Last year I wrote about the issues I saw with the design of the Nova Scheduler, and put forth a few proposals that I felt would address those issues. I'm not going to rehash them in depth here, but summarize instead:
- The choice of having the state of compute nodes copied back to the scheduler over RPC was the source of the raciness observed when more than one scheduler was running. It would be better to have a database be the single source of truth.
- The scheduler was created specifically for selecting hosts based on basic characteristics of VMs: RAM, disk, and VCPU. The growth of virtualization, though, has meant that we now need to select based on myriad other qualities of a host, and those don't fit into the original 'flavor'-based design. We could address that by creating Resource classes that encapsulated the knowledge of a resource's characteristics, and which also "knew" how to both write the state of that resource to the database, and generate the query for selecting that resource from the database.

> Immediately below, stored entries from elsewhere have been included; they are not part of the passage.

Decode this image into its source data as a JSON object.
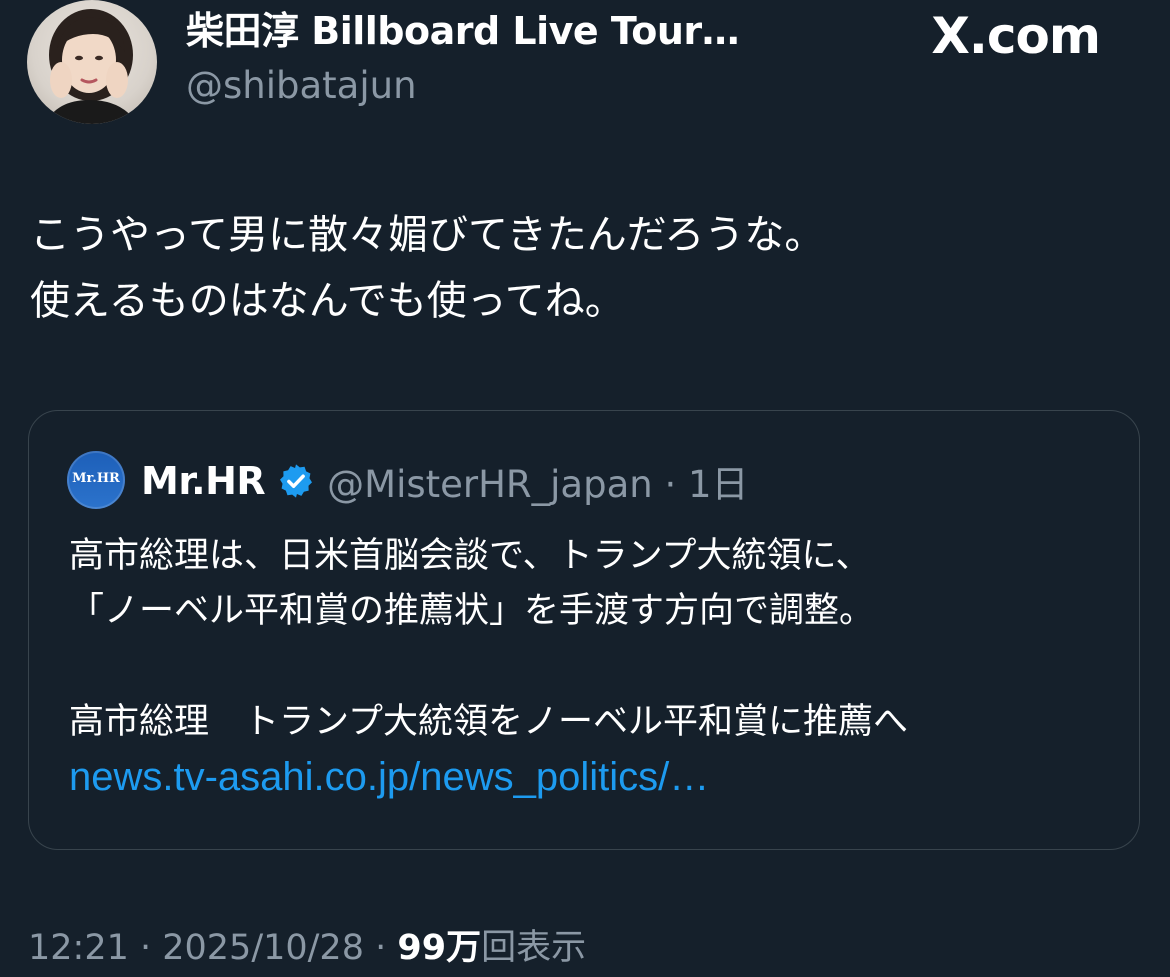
{
  "author": {
    "display_name": "柴田淳 Billboard Live Tour…",
    "handle": "@shibatajun"
  },
  "brand": "X.com",
  "tweet": {
    "lines": [
      "こうやって男に散々媚びてきたんだろうな。",
      "使えるものはなんでも使ってね。"
    ]
  },
  "quote": {
    "avatar_text": "Mr.HR",
    "name": "Mr.HR",
    "meta": "@MisterHR_japan · 1日",
    "lines": [
      "高市総理は、日米首脳会談で、トランプ大統領に、",
      "「ノーベル平和賞の推薦状」を手渡す方向で調整。"
    ],
    "headline": "高市総理　トランプ大統領をノーベル平和賞に推薦へ",
    "link": "news.tv-asahi.co.jp/news_politics/…"
  },
  "footer": {
    "time_date": "12:21 · 2025/10/28 · ",
    "views_count": "99万",
    "views_label": "回表示"
  },
  "colors": {
    "background": "#15202b",
    "secondary_text": "#8b98a5",
    "link": "#1d9bf0",
    "verified_badge": "#1d9bf0",
    "card_border": "#38444d"
  }
}
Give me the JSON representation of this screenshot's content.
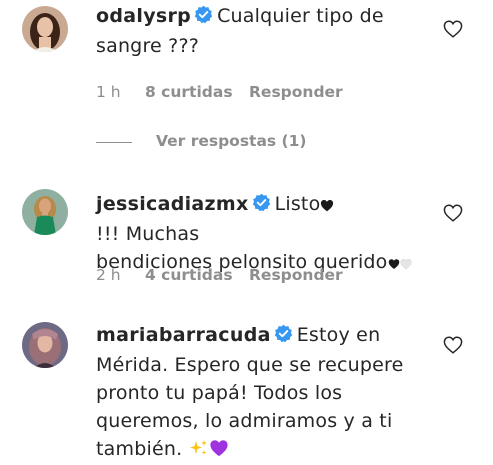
{
  "comments": [
    {
      "username": "odalysrp",
      "text_lines": [
        "Cualquier tipo de",
        "sangre ???"
      ],
      "time": "1 h",
      "likes": "8 curtidas",
      "reply_label": "Responder",
      "view_replies": "Ver respostas (1)",
      "avatar_colors": {
        "bg": "#c9a992",
        "hair": "#3b2417",
        "face": "#e7c2a6"
      }
    },
    {
      "username": "jessicadiazmx",
      "text_before_heart": "Listo",
      "text_after_heart": " !!! Muchas",
      "text_line2": "bendiciones pelonsito querido",
      "time": "2 h",
      "likes": "4 curtidas",
      "reply_label": "Responder",
      "avatar_colors": {
        "bg": "#8fb0a0",
        "hair": "#b88a4a",
        "face": "#d9a37e",
        "dress": "#1b8a5a"
      }
    },
    {
      "username": "mariabarracuda",
      "text_lines": [
        "Estoy en",
        "Mérida. Espero que se recupere",
        "pronto tu papá! Todos los",
        "queremos, lo admiramos y a ti",
        "también."
      ],
      "avatar_colors": {
        "bg": "#6e6a86",
        "hair": "#9a6f76",
        "face": "#e2b7a4"
      }
    }
  ],
  "colors": {
    "text": "#262626",
    "muted": "#8e8e8e",
    "verified": "#3897f0",
    "purple_heart": "#a033e0",
    "sparkles": "#f5c518"
  },
  "icons": [
    "verified-badge-icon",
    "heart-outline-icon",
    "black-heart-emoji",
    "white-heart-emoji",
    "sparkles-emoji",
    "purple-heart-emoji"
  ]
}
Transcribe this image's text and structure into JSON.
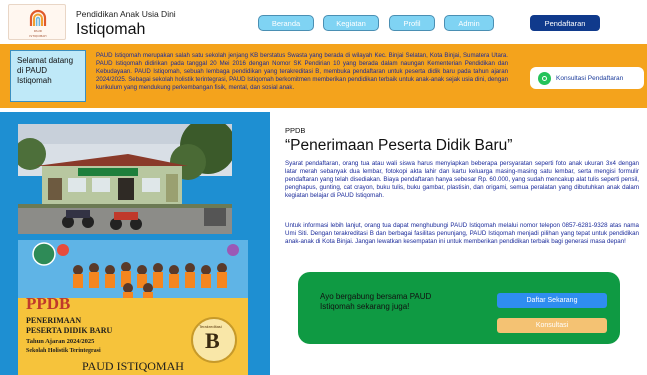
{
  "header": {
    "logo_line1": "PAUD",
    "logo_line2": "ISTIQOMAH",
    "subtitle": "Pendidikan Anak Usia Dini",
    "name": "Istiqomah",
    "nav": [
      {
        "label": "Beranda"
      },
      {
        "label": "Kegiatan"
      },
      {
        "label": "Profil"
      },
      {
        "label": "Admin"
      }
    ],
    "cta_label": "Pendaftaran"
  },
  "strip": {
    "welcome": "Selamat datang di PAUD Istiqomah",
    "description": "PAUD Istiqomah merupakan salah satu sekolah jenjang KB berstatus Swasta yang berada di wilayah Kec. Binjai Selatan, Kota Binjai, Sumatera Utara. PAUD Istiqomah didirikan pada tanggal 20 Mei 2016 dengan Nomor SK Pendirian 10 yang berada dalam naungan Kementerian Pendidikan dan Kebudayaan. PAUD Istiqomah, sebuah lembaga pendidikan yang terakreditasi B, membuka pendaftaran untuk peserta didik baru pada tahun ajaran 2024/2025. Sebagai sekolah holistik terintegrasi, PAUD Istiqomah berkomitmen memberikan pendidikan terbaik untuk anak-anak sejak usia dini, dengan kurikulum yang mendukung perkembangan fisik, mental, dan sosial anak.",
    "whatsapp_label": "Konsultasi Pendaftaran"
  },
  "poster": {
    "ppdb": "PPDB",
    "line1": "PENERIMAAN",
    "line2": "PESERTA DIDIK BARU",
    "year": "Tahun Ajaran 2024/2025",
    "school_type": "Sekolah Holistik Terintegrasi",
    "badge_caption": "Terakreditasi",
    "grade": "B",
    "footer": "PAUD ISTIQOMAH"
  },
  "content": {
    "small_heading": "PPDB",
    "title": "“Penerimaan Peserta Didik Baru”",
    "para1": "Syarat pendaftaran, orang tua atau wali siswa harus menyiapkan beberapa persyaratan seperti foto anak ukuran 3x4 dengan latar merah sebanyak dua lembar, fotokopi akta lahir dan kartu keluarga masing-masing satu lembar, serta mengisi formulir pendaftaran yang telah disediakan. Biaya pendaftaran hanya sebesar Rp. 60.000, yang sudah mencakup alat tulis seperti pensil, penghapus, gunting, cat crayon, buku tulis, buku gambar, plastisin, dan origami, semua peralatan yang dibutuhkan anak dalam kegiatan belajar di PAUD Istiqomah.",
    "para2": "Untuk informasi lebih lanjut, orang tua dapat menghubungi PAUD Istiqomah melalui nomor telepon 0857-6281-9328 atas nama Umi Siti. Dengan terakreditasi B dan berbagai fasilitas penunjang, PAUD Istiqomah menjadi pilihan yang tepat untuk pendidikan anak-anak di Kota Binjai. Jangan lewatkan kesempatan ini untuk memberikan pendidikan terbaik bagi generasi masa depan!",
    "cta_text": "Ayo bergabung bersama PAUD Istiqomah sekarang juga!",
    "btn_register": "Daftar Sekarang",
    "btn_consult": "Konsultasi"
  }
}
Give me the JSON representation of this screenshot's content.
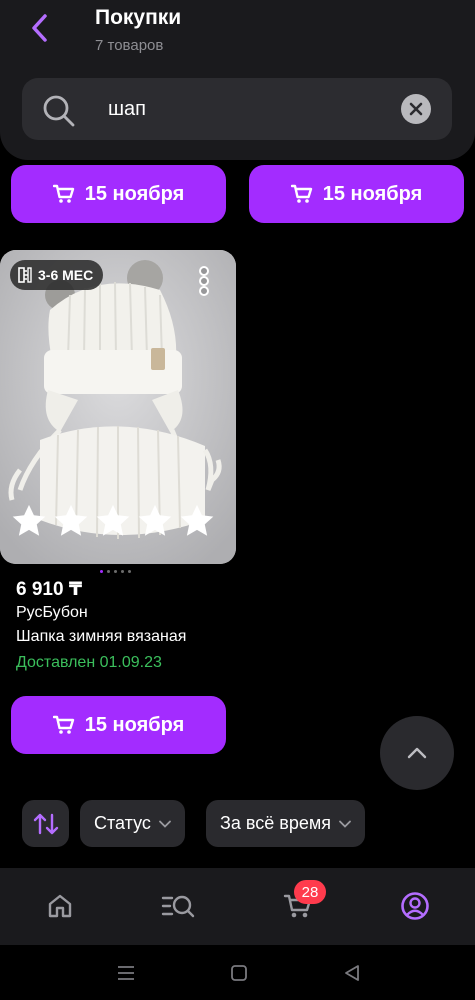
{
  "header": {
    "title": "Покупки",
    "subtitle": "7 товаров"
  },
  "search": {
    "value": "шап",
    "placeholder": ""
  },
  "delivery_buttons": {
    "label_1": "15 ноября",
    "label_2": "15 ноября",
    "label_3": "15 ноября"
  },
  "product": {
    "age_badge": "3-6 МЕС",
    "price": "6 910 ₸",
    "seller": "РусБубон",
    "name": "Шапка зимняя вязаная",
    "status": "Доставлен 01.09.23",
    "rating": 5,
    "rating_max": 5,
    "image_count": 5,
    "active_image": 1
  },
  "filters": {
    "status_label": "Статус",
    "period_label": "За всё время"
  },
  "bottom_nav": {
    "cart_badge": "28"
  },
  "colors": {
    "accent": "#a32cff",
    "status_green": "#3bbf5c",
    "badge_red": "#ff3b4d"
  },
  "icons": {
    "back": "chevron-left-icon",
    "search": "search-icon",
    "clear": "clear-icon",
    "cart": "cart-icon",
    "age": "ruler-icon",
    "more": "more-vertical-icon",
    "scroll_top": "chevron-up-icon",
    "sort": "sort-icon",
    "home": "home-icon",
    "catalog": "catalog-search-icon",
    "profile": "profile-icon"
  }
}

- Nova spends an awful lot of effort trying to move state around, and to be honest, it doesn't do it all that well. Instead of trying to re-invent a distributed data store, it should use something that is designed to do it, and which does it better than anything we could come up with.
But I'm pleased to report that some progress has been made, although not exactly in the manner that I believe will solve the issues long-term. True, there are now Resource classes that encapsulate the differences between different resources, but because the solution assumed that an SQL database was the only option, the classes reflect an inflexible structure that SQL demands. The process of squeezing all these different types of things into a rigid structure was brilliantly done, though, so it will most likely do just what is needed. But there is a glaring hole: the lack of a distributed data system. Until that issue is addressed, Nova developers will spend an inordinate amount of time trying to create one, and working around the limitations of an incomplete solution to this problem. Reading Chris Dent's blog post on generic resource pools made this problem glaringly apparent to me: instead of a single, distributed data store, we are now making several separate databases: one in the API layer for data that applies across the cells, and a separate cell database for data that is just in that cell. And given that design choice, Chris is thinking about having a scheduler whose design mirrors that choice. This is simply adding complexity to deal with the complexity that has been added at another layer. Tracking the state of the cloud will now require knowing what bit of data is in which database, and I can guarantee you that as we move forward, this separation will be constantly changing as we run into situations where the piece of data we need is in the wrong place.
When I wrote last year, in the blog posts and subsequent mailing list discussions, I think the fatal mistake that I made was offering a solution instead of just outlining the problem. If I had limited it to "we need a distributed data store", instead of "we need a distributed data store like Apache Cassandra", I think much of the negative reaction could have been avoided. There are several such products out there, and who knows? Maybe one of them would be a much better solution than Cassandra. I only knew that I had gotten a proof-of-concept working with Cassandra, so I wanted to let everyone know that it was indeed possible. I was hoping that others would then present their preferred solution, and we could run a series of tests to evaluate them. And while several people did start discussing their ideas, the majority of the community heard 'Cassandra', which made them think 'Java', which soured the entire proposal in their minds.
So forget about Cassandra. It's not the important thing. But please consider some distributed database for Nova instead of the current design. What does that design buy us, anyway? Failure isolation? So that if a cell goes down or is cut off from the internet, the rest can still continue? That's exactly what distributed databases are designed to handle. Scalability? I doubt you could get much more scalable than Cassandra, which is used to run, among other things, Netflix and the Apple App Store. I'm sure that other distributed DBs scale as well or better than MySQL. And with a distributed DB, you can then drop the notion of a separate API database and separate cell databases that all have to coordinate with each other to get the information they need, and you can avoid the endless discussions about, say, whether the RequestSpec (the data representing a request to build a VM) belongs in the API layer (since it was received there) or in the cell DB (since that's where the instance associated with it lives). The data is in the database. Write to it. Query it. Stop making things more complicated than they need to be.